Unfortunately for some, the default input mode in either the Document or the Worksheet is typeset math (called by Maplesoft "2D" math). This can be changed in the Tools/Options/Display dialog, where the choice "Maple Notation" in the Input display box reverts input to the linear "text form" Maplesoft calls "1D" and which was the only input mode available in the old Classic interface.

Coding in a Document using 2D math does indeed pose challenges as described in the accompanying article. I believe coding in a worksheet using 1D math would have been more appropriate for the task described herein.

RJL Maplesoft

@as5987 

 

If you are entering the Do command outside of an embedded component, then you must either load the DocumentTools package via the command with(DocumentTools) or use the long form for each call to Do via the syntax DocumentTools:-Do(.....

 

@as5987 

 

After forming the two equations, apply the solve command as you did in the original post. Your problem was not with the solve command, it was with forming the equations by reading values from the Math Containers.

@as5987 

 

To read the contents of MathContainer0,  you can use the Do command from the DocumentTools package. To read and assign to a variable, say u, use Do(u = %MathContainer0). If the DocumentTools package is not loaded, then use the long form: DocumentTools:-Do.

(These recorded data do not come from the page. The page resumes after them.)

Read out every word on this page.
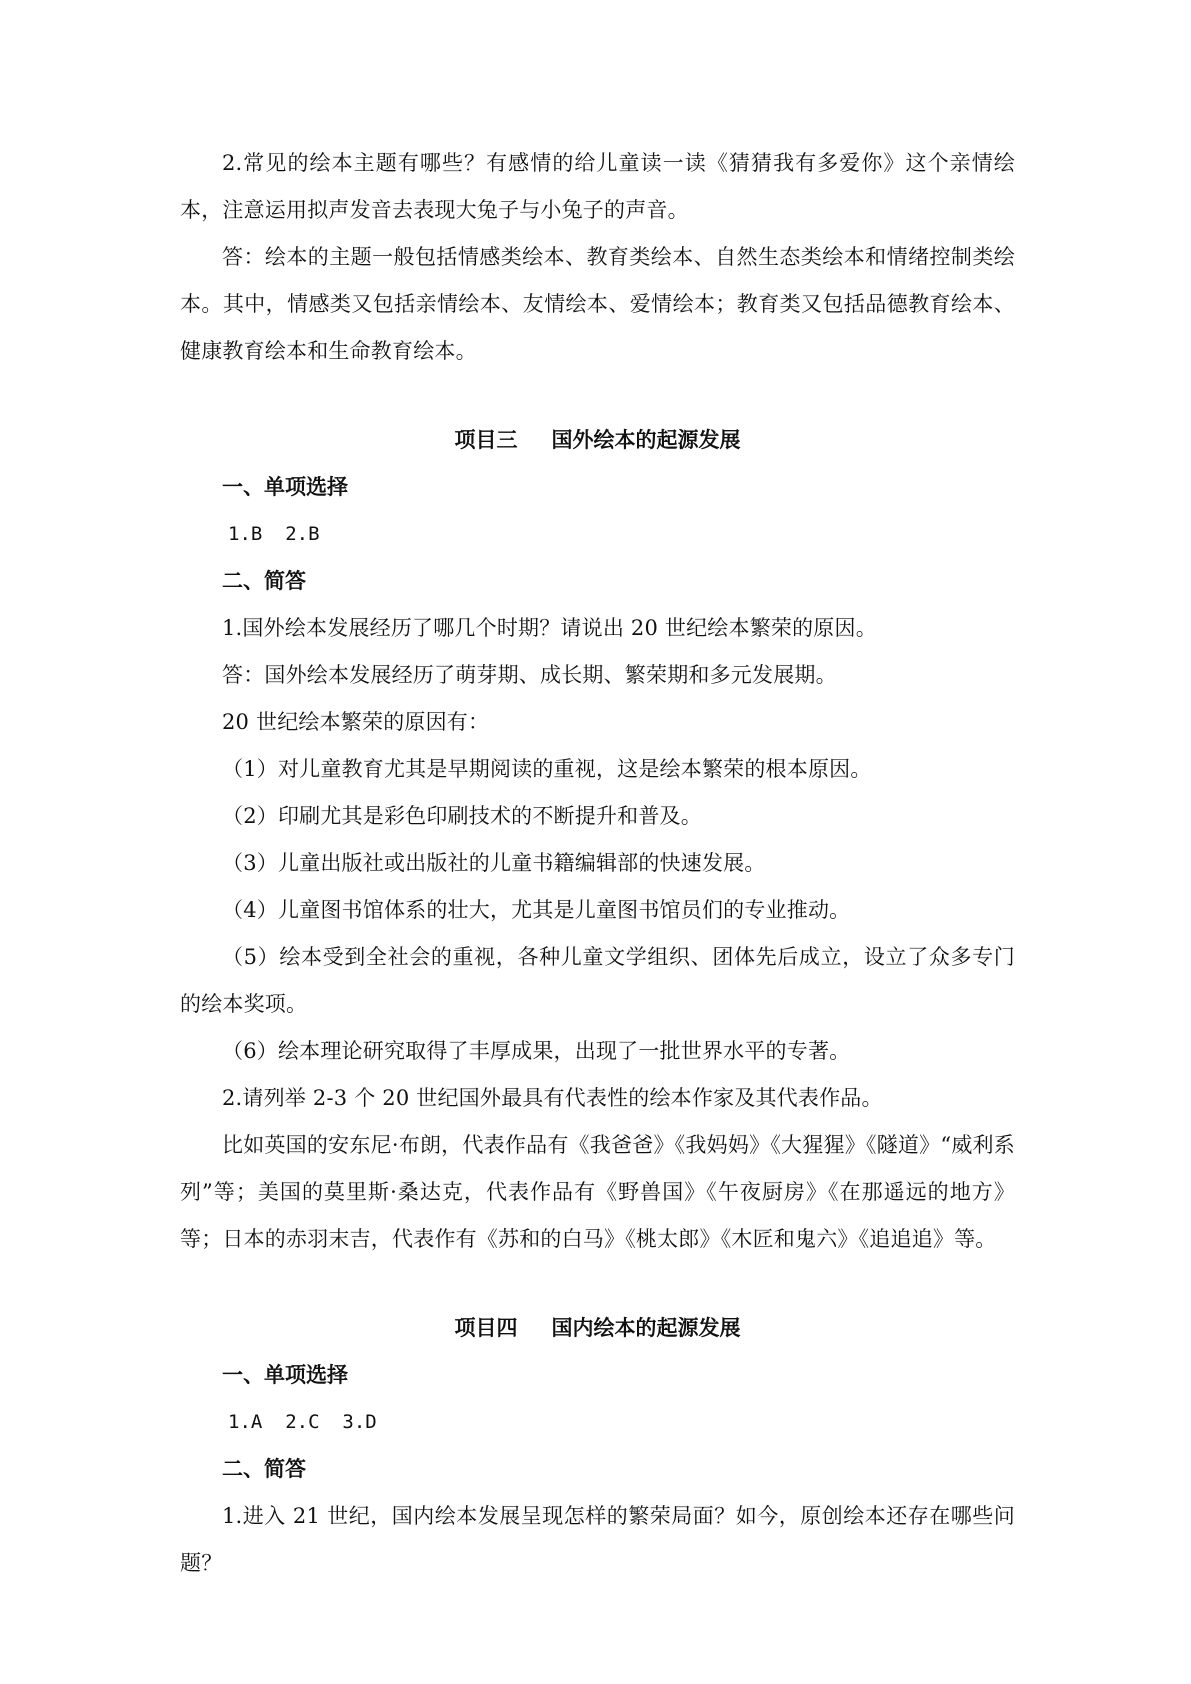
2.常见的绘本主题有哪些？有感情的给儿童读一读《猜猜我有多爱你》这个亲情绘本，注意运用拟声发音去表现大兔子与小兔子的声音。

答：绘本的主题一般包括情感类绘本、教育类绘本、自然生态类绘本和情绪控制类绘本。其中，情感类又包括亲情绘本、友情绘本、爱情绘本；教育类又包括品德教育绘本、健康教育绘本和生命教育绘本。

项目三 国外绘本的起源发展
一、单项选择
1.B  2.B
二、简答

1.国外绘本发展经历了哪几个时期？请说出 20 世纪绘本繁荣的原因。

答：国外绘本发展经历了萌芽期、成长期、繁荣期和多元发展期。

20 世纪绘本繁荣的原因有：

（1）对儿童教育尤其是早期阅读的重视，这是绘本繁荣的根本原因。

（2）印刷尤其是彩色印刷技术的不断提升和普及。

（3）儿童出版社或出版社的儿童书籍编辑部的快速发展。

（4）儿童图书馆体系的壮大，尤其是儿童图书馆员们的专业推动。

（5）绘本受到全社会的重视，各种儿童文学组织、团体先后成立，设立了众多专门的绘本奖项。

（6）绘本理论研究取得了丰厚成果，出现了一批世界水平的专著。

2.请列举 2-3 个 20 世纪国外最具有代表性的绘本作家及其代表作品。

比如英国的安东尼·布朗，代表作品有《我爸爸》《我妈妈》《大猩猩》《隧道》“威利系列”等；美国的莫里斯·桑达克，代表作品有《野兽国》《午夜厨房》《在那遥远的地方》等；日本的赤羽末吉，代表作有《苏和的白马》《桃太郎》《木匠和鬼六》《追追追》等。

项目四 国内绘本的起源发展
一、单项选择
1.A  2.C  3.D
二、简答

1.进入 21 世纪，国内绘本发展呈现怎样的繁荣局面？如今，原创绘本还存在哪些问题？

It looks like your example reads two coefficients, one from MathContainer0 and one from MathContainer1. The equations so generated would then be

x*Do(%MathContainer0) = -y*Do(%MathContainer1), etc. (It looks like there is no implicit multiplication (space) or explicit multiplication between your variables and what you hoped would be read from the math containers.)

@ANANDMUNAGALA 

 

If dsolve returns an exact solution of an ODE, it would be possible to graph it with the plot command.

It must be that you are obtaining numeric solutions, which require different tools. Here is what I would suggest you investigate.

Q:=dsolve({ODE, ICs}, unknown, numeric):
plots:-odeplot(Q);

Look at the help page for the odeplot command for all the variants that allow you to draw various graphs with the numeric solution dsolve/numeric has generated.

By the way, we are all trying to "guess the question" because we are stumped by your reference to "ode architect solver."